One thing WotC did marginally better than TSR in this situation is that 3.X psi got more support, both through official products and through 3PP.
 

nevin

Hero
While I owned the books, it wasn't until 3rd edition D&D that I actually began playing. Nonetheless, I owned several books and one of my favorites was the Psionics Handbook. It's the only version of the psionicist that I have seen that actually felt like it's own thing: PSPs instead of spell slots. Six disciplines instead of Eight schools of magic. Power checks. The contact subsystem. Attack and defense modes. Some very strange powers...

But I have never actually seen the psionicist in play.
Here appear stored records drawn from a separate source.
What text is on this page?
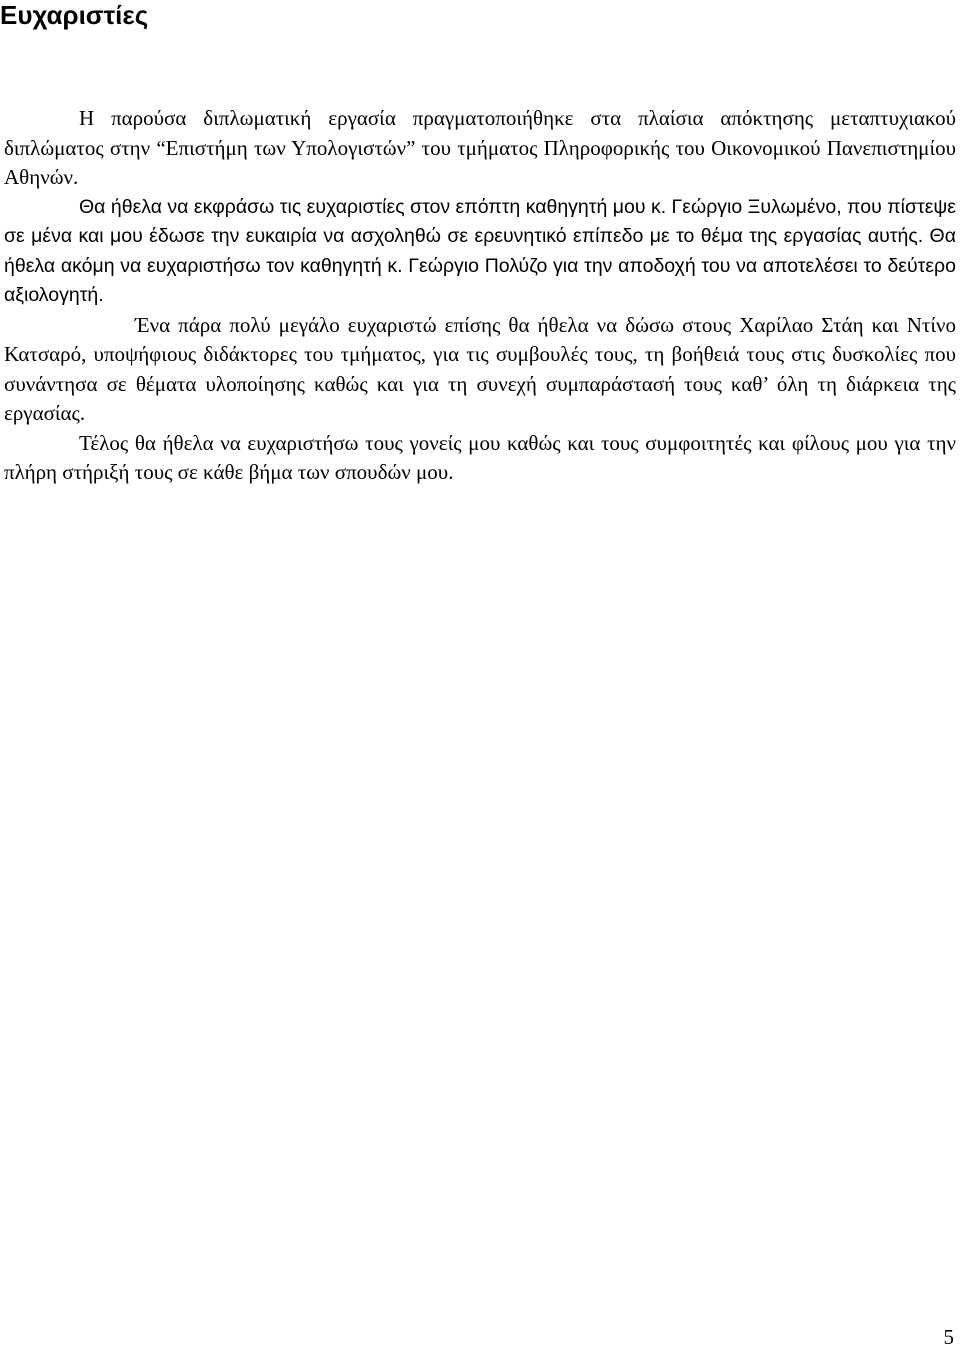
Ευχαριστίες

Η παρούσα διπλωματική εργασία πραγματοποιήθηκε στα πλαίσια απόκτησης μεταπτυχιακού διπλώματος στην “Επιστήμη των Υπολογιστών” του τμήματος Πληροφορικής του Οικονομικού Πανεπιστημίου Αθηνών.

Θα ήθελα να εκφράσω τις ευχαριστίες στον επόπτη καθηγητή μου κ. Γεώργιο Ξυλωμένο, που πίστεψε σε μένα και μου έδωσε την ευκαιρία να ασχοληθώ σε ερευνητικό επίπεδο με το θέμα της εργασίας αυτής. Θα ήθελα ακόμη να ευχαριστήσω τον καθηγητή κ. Γεώργιο Πολύζο για την αποδοχή του να αποτελέσει το δεύτερο αξιολογητή.

Ένα πάρα πολύ μεγάλο ευχαριστώ επίσης θα ήθελα να δώσω στους Χαρίλαο Στάη και Ντίνο Κατσαρό, υποψήφιους διδάκτορες του τμήματος, για τις συμβουλές τους, τη βοήθειά τους στις δυσκολίες που συνάντησα σε θέματα υλοποίησης καθώς και για τη συνεχή συμπαράστασή τους καθ’ όλη τη διάρκεια της εργασίας.

Τέλος θα ήθελα να ευχαριστήσω τους γονείς μου καθώς και τους συμφοιτητές και φίλους μου για την πλήρη στήριξή τους σε κάθε βήμα των σπουδών μου.

5
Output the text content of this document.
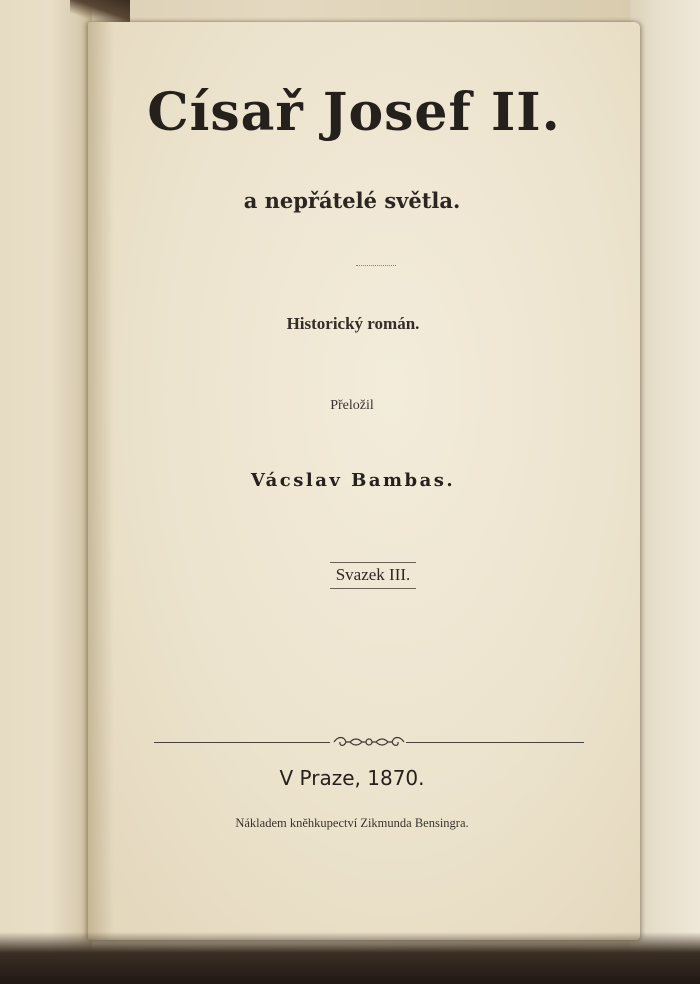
Císař Josef II.
a nepřátelé světla.
Historický román.
Přeložil
Vácslav Bambas.
Svazek III.
V Praze, 1870.
Nákladem kněhkupectví Zikmunda Bensingra.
The books will tell you that they are no better or worse than any other class but putting that conceit aside for a moment, what were the psionicists actually like in play? Did they outshine other classes? Were they a poor man's wizard? did anyone actually bother with contact powers? Did power checks add or subtract from the experience?
problem with 2nd edition psionics was they came out around the time the Deryni books were popular and they added powers that really could F**** up a game like psychic surgery. so if you thinka wizard being able to modify memory is bad go read 2nd edition psychic surgery. you could take away class levels, modify memories. Effectively rewrite the brain. The mechanics weren't bad but some of the powers in the base edition were just over the top game breaking even some of the lower level ones.